The rebate program as proposed "leverages the competitive market that already exists" for EV charging in Ohio and ensures that no segment of the market is excluded, Schatz said. He sees it as a template for other states to follow, including others in the Midwest.

The rebates themselves would go to site hosts. "This is to incent site hosts and lower their barriers to adoption," he said.

AEP wouldn’t own or earn a return on the charging stations, but it would be eligible to collect a 5 percent administration fee.

KCP&L, meanwhile, will again make the case that its investment in EV charging will produce net benefits for its customers in the long run.

Unlike a couple of years ago, the utility has actual data from 1,200 charging stations at 350 locations to help back up those arguments.

"Now we have a ton of practical qualitative and quantitative data," he said, "instead of just talking empirically about what’s happening in California and applying it here."

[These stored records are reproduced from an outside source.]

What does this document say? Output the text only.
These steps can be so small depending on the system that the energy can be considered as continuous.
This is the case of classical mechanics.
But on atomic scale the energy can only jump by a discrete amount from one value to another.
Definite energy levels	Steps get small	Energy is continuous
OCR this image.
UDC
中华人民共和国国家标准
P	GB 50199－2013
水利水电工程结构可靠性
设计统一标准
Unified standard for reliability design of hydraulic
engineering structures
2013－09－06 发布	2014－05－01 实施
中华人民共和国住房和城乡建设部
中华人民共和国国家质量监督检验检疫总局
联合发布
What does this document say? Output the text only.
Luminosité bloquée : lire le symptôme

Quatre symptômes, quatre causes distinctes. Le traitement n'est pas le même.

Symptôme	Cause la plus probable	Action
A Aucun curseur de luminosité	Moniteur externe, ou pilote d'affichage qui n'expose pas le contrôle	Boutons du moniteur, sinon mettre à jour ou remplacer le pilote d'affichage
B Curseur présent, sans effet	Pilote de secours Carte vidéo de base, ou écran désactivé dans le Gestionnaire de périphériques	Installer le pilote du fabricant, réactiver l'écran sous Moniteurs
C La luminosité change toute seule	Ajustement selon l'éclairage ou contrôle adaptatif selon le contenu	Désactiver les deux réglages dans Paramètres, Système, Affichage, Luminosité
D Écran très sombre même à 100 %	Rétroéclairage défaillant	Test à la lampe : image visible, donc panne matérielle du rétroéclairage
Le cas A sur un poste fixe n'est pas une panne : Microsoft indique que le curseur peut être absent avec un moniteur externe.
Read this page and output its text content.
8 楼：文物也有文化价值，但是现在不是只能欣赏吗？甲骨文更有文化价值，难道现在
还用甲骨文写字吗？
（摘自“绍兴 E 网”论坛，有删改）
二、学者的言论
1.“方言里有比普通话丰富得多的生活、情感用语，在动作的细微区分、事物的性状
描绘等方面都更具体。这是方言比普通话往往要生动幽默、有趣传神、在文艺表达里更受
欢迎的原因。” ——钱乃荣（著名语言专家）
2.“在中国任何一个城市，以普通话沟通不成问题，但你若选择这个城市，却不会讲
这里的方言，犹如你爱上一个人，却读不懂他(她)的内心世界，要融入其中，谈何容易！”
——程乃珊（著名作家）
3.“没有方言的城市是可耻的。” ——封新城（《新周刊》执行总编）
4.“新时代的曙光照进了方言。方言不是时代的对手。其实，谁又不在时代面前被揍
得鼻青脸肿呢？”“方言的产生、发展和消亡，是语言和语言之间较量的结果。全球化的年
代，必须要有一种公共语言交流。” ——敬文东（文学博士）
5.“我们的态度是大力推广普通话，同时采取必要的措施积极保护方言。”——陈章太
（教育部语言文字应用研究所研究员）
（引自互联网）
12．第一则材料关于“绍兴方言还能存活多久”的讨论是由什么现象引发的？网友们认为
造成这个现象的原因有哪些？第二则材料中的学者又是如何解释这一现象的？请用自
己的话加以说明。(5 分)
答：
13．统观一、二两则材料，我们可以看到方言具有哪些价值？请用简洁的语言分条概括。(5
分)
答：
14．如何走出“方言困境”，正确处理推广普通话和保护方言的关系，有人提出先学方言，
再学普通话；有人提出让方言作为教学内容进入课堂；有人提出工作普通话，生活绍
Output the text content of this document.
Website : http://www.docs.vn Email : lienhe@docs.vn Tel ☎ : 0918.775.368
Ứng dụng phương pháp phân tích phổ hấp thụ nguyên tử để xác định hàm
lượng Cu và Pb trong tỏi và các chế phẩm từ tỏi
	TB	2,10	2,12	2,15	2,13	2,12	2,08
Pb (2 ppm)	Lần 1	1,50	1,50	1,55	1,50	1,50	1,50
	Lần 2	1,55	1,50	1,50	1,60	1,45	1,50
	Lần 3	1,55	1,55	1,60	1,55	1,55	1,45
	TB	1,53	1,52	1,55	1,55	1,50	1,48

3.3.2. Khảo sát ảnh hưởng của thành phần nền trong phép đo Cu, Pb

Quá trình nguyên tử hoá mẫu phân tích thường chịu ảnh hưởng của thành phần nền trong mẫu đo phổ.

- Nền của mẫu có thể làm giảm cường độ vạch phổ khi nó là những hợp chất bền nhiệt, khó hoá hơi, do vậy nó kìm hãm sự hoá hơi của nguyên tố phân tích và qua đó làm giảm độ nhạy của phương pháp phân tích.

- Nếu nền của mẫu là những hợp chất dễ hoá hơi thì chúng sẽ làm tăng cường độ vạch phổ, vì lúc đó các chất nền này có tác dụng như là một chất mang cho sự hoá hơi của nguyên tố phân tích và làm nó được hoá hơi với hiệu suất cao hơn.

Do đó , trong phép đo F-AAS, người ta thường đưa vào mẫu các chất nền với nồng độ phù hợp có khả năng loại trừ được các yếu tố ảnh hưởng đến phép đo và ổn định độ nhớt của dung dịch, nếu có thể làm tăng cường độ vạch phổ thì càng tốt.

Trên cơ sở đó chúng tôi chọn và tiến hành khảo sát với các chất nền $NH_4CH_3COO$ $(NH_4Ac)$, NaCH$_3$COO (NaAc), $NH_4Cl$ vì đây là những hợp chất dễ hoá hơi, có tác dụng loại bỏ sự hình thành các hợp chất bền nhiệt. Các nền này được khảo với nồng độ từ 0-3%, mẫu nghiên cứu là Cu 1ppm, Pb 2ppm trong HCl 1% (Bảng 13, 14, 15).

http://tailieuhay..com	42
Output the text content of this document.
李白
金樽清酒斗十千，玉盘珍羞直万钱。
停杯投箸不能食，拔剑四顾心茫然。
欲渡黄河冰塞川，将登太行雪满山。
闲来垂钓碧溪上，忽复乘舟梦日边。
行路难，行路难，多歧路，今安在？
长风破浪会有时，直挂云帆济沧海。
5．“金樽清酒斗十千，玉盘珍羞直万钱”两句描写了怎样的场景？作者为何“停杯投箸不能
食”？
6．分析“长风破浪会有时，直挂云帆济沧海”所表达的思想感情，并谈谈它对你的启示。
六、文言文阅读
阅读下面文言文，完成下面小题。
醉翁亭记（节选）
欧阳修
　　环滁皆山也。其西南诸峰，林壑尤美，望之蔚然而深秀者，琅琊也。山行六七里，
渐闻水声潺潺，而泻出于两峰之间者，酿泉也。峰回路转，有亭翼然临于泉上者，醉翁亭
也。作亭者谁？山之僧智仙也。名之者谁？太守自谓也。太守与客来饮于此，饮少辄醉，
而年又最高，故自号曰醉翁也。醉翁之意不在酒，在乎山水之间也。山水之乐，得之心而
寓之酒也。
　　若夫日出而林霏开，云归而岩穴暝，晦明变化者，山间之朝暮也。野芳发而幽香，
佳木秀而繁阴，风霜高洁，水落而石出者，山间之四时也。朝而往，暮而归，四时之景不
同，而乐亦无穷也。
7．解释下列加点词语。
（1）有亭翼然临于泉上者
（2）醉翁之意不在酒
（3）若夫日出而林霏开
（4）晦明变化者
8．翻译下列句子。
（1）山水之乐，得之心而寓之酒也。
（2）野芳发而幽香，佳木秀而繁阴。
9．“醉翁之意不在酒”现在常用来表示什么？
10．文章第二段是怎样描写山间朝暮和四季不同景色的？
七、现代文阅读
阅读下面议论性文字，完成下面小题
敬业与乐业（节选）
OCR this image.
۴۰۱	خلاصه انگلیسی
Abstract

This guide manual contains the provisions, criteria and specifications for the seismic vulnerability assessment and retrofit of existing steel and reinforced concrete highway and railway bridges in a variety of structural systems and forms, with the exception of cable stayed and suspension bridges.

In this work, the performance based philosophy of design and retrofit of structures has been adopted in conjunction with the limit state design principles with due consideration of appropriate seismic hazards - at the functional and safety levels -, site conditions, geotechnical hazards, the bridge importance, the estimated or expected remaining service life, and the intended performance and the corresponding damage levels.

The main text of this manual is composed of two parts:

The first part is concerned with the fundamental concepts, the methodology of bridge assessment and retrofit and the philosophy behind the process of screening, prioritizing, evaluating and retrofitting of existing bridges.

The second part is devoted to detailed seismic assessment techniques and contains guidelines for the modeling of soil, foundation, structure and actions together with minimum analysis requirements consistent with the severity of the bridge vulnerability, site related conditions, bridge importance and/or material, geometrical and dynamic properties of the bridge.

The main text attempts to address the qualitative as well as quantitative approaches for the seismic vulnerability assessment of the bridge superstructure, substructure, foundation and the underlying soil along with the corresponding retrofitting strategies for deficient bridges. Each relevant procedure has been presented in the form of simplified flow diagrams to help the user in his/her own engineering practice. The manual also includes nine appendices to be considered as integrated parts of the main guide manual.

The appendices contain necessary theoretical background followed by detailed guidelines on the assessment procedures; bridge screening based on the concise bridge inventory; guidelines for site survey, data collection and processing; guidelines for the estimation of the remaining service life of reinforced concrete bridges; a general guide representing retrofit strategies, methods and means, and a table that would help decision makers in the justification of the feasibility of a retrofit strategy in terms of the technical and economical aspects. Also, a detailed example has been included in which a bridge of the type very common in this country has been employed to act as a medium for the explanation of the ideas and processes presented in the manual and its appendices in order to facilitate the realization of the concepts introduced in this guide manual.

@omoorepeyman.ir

Included in testimony provided to the PSC are charts that show demand from EV charging during the last two weeks of July 2017, right around the time when demand on the KCP&L system is at its peak. In general, the charts showed EV charging load doesn’t coincide with the utility’s system peak.

Despite three times as many EVs on the road today as there were three years ago, when KCP&L announced the Clean Charge Network, penetration is still small. So are the benefits of drivers plugging in cars during off-peak hours.

But Caisley said it’s only a matter of time before there are thousands more EVs on the roads in the utility’s service area, which could put to work significant parts of the grid that sit idle most of the time.

"Eighty percent of the time, the system is 50 percent underutilized," he said. "That’s massive waste."